To verify this, I ran through the following steps:
As the attacker
- I attempted to visit the protected page.
- I was redirected to the IDP, but I intercepted the request and did not allow it to complete.
- Instead, I copied the URL and edited the RelayState to contain my own web server URL.
- I then copied the resulting URL and emailed it to Victim.
As the victim
- The victim clicked the link in their email, which took them to their legitimate IDP login page.
- The webpage was legitimate, so the victim entered their username and password to authenticate.
- The victim was redirected to the SP, which then redirected them to the attacker’s webpage.
As the attacker
- I checked my web server access logs and copied the saml_token value.
- I then took the original RelayState URL and added the saml_token value to the end.
- I entered that URL into my browser and accessed the protected page.
This vulnerability has a potentially high impact because some of our client’s customers may store sensitive information on these protected pages.
This type of vulnerability cannot be detected using any current automated scanning tools. This interesting finding demonstrates the unique bugs we can find as part of a manual penetration test. It applies specifically to this one client as it was something they developed in-house to solve their own unique problem.
Fixing the bug
Validation of the RelayState parameter was the real problem and needed fixing. Our client can modify their application to ensure that parameter always points to their own domain. Another option is to place a single-use token in that parameter. The token could then be placed into a lookup table with an associated URL. This way when the application receives the RelayState token, they can just look up what URL that token responds to and redirect to that page. This would prevent an attacker from being able to redirect users to external domains and avoid having to use tricky matching rules to ensure a URL is valid.

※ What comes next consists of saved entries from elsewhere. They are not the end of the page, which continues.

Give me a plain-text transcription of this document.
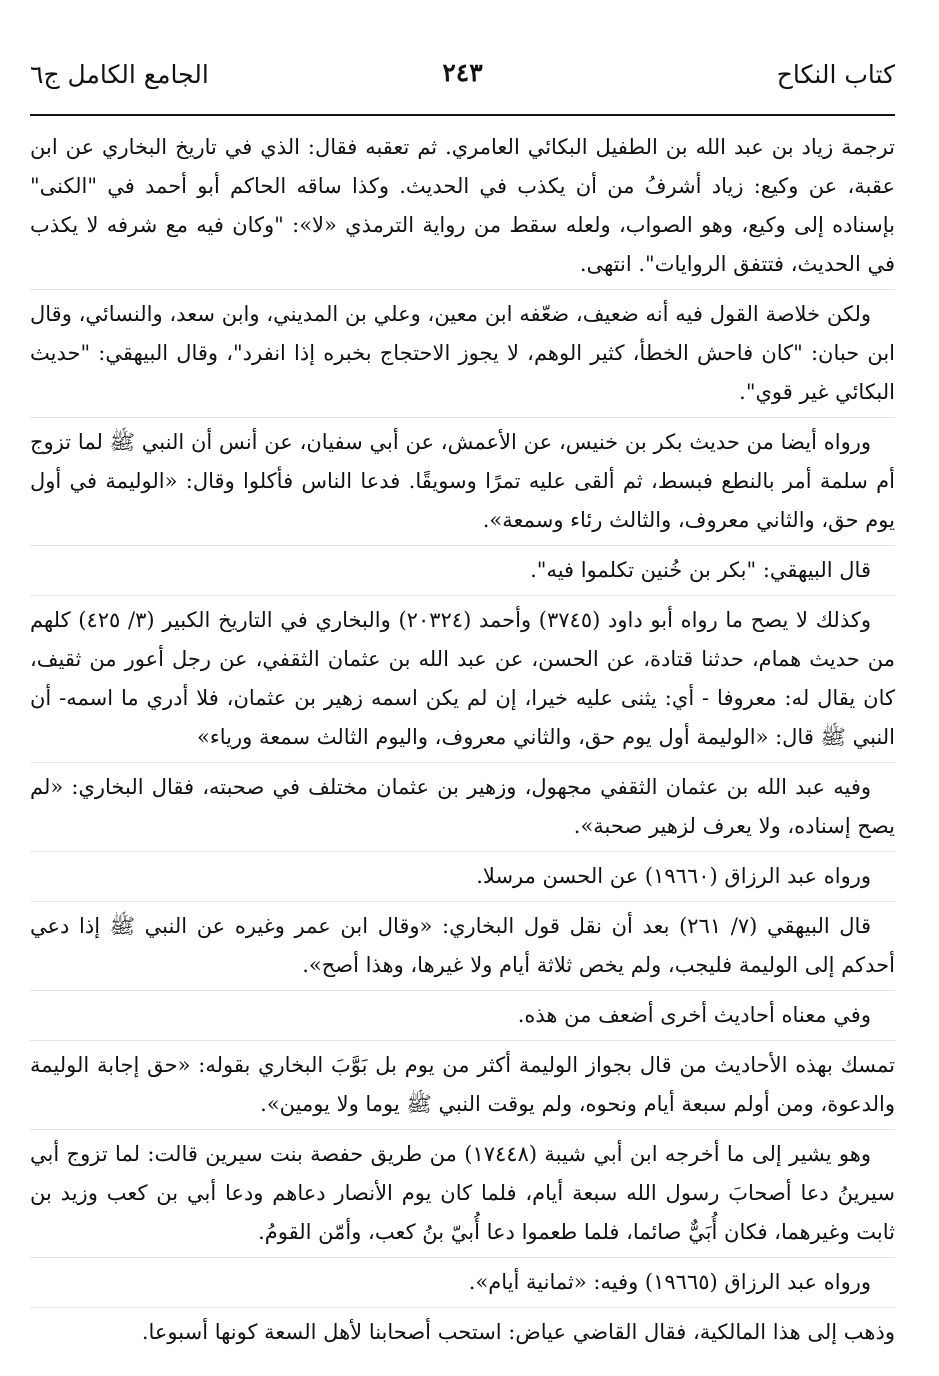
كتاب النكاح
٢٤٣
الجامع الكامل ج٦

ترجمة زياد بن عبد الله بن الطفيل البكائي العامري. ثم تعقبه فقال: الذي في تاريخ البخاري عن ابن عقبة، عن وكيع: زياد أشرفُ من أن يكذب في الحديث. وكذا ساقه الحاكم أبو أحمد في "الكنى" بإسناده إلى وكيع، وهو الصواب، ولعله سقط من رواية الترمذي «لا»: "وكان فيه مع شرفه لا يكذب في الحديث، فتتفق الروايات". انتهى.

ولكن خلاصة القول فيه أنه ضعيف، ضعّفه ابن معين، وعلي بن المديني، وابن سعد، والنسائي، وقال ابن حبان: "كان فاحش الخطأ، كثير الوهم، لا يجوز الاحتجاج بخبره إذا انفرد"، وقال البيهقي: "حديث البكائي غير قوي".

ورواه أيضا من حديث بكر بن خنيس، عن الأعمش، عن أبي سفيان، عن أنس أن النبي ﷺ لما تزوج أم سلمة أمر بالنطع فبسط، ثم ألقى عليه تمرًا وسويقًا. فدعا الناس فأكلوا وقال: «الوليمة في أول يوم حق، والثاني معروف، والثالث رئاء وسمعة».

قال البيهقي: "بكر بن خُنين تكلموا فيه".

وكذلك لا يصح ما رواه أبو داود (٣٧٤٥) وأحمد (٢٠٣٢٤) والبخاري في التاريخ الكبير (٣/ ٤٢٥) كلهم من حديث همام، حدثنا قتادة، عن الحسن، عن عبد الله بن عثمان الثقفي، عن رجل أعور من ثقيف، كان يقال له: معروفا - أي: يثنى عليه خيرا، إن لم يكن اسمه زهير بن عثمان، فلا أدري ما اسمه- أن النبي ﷺ قال: «الوليمة أول يوم حق، والثاني معروف، واليوم الثالث سمعة ورياء»

وفيه عبد الله بن عثمان الثقفي مجهول، وزهير بن عثمان مختلف في صحبته، فقال البخاري: «لم يصح إسناده، ولا يعرف لزهير صحبة».

ورواه عبد الرزاق (١٩٦٦٠) عن الحسن مرسلا.

قال البيهقي (٧/ ٢٦١) بعد أن نقل قول البخاري: «وقال ابن عمر وغيره عن النبي ﷺ إذا دعي أحدكم إلى الوليمة فليجب، ولم يخص ثلاثة أيام ولا غيرها، وهذا أصح».

وفي معناه أحاديث أخرى أضعف من هذه.

تمسك بهذه الأحاديث من قال بجواز الوليمة أكثر من يوم بل بَوَّبَ البخاري بقوله: «حق إجابة الوليمة والدعوة، ومن أولم سبعة أيام ونحوه، ولم يوقت النبي ﷺ يوما ولا يومين».

وهو يشير إلى ما أخرجه ابن أبي شيبة (١٧٤٤٨) من طريق حفصة بنت سيرين قالت: لما تزوج أبي سيرينُ دعا أصحابَ رسول الله سبعة أيام، فلما كان يوم الأنصار دعاهم ودعا أبي بن كعب وزيد بن ثابت وغيرهما، فكان أُبَيٌّ صائما، فلما طعموا دعا أُبيّ بنُ كعب، وأمّن القومُ.

ورواه عبد الرزاق (١٩٦٦٥) وفيه: «ثمانية أيام».

وذهب إلى هذا المالكية، فقال القاضي عياض: استحب أصحابنا لأهل السعة كونها أسبوعا.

I learned during our phone conversation that the saml_token was valid only for a 30-second window. This helped to mitigate the risk somewhat because the attacker would have to act in real-time or otherwise use automation to abuse the token immediately after receiving it. Better still would be to ensure the saml_token can only be used once. This way if an attacker obtained the token from someone’s browser history or a proxy log or similar, it would be of no use to them.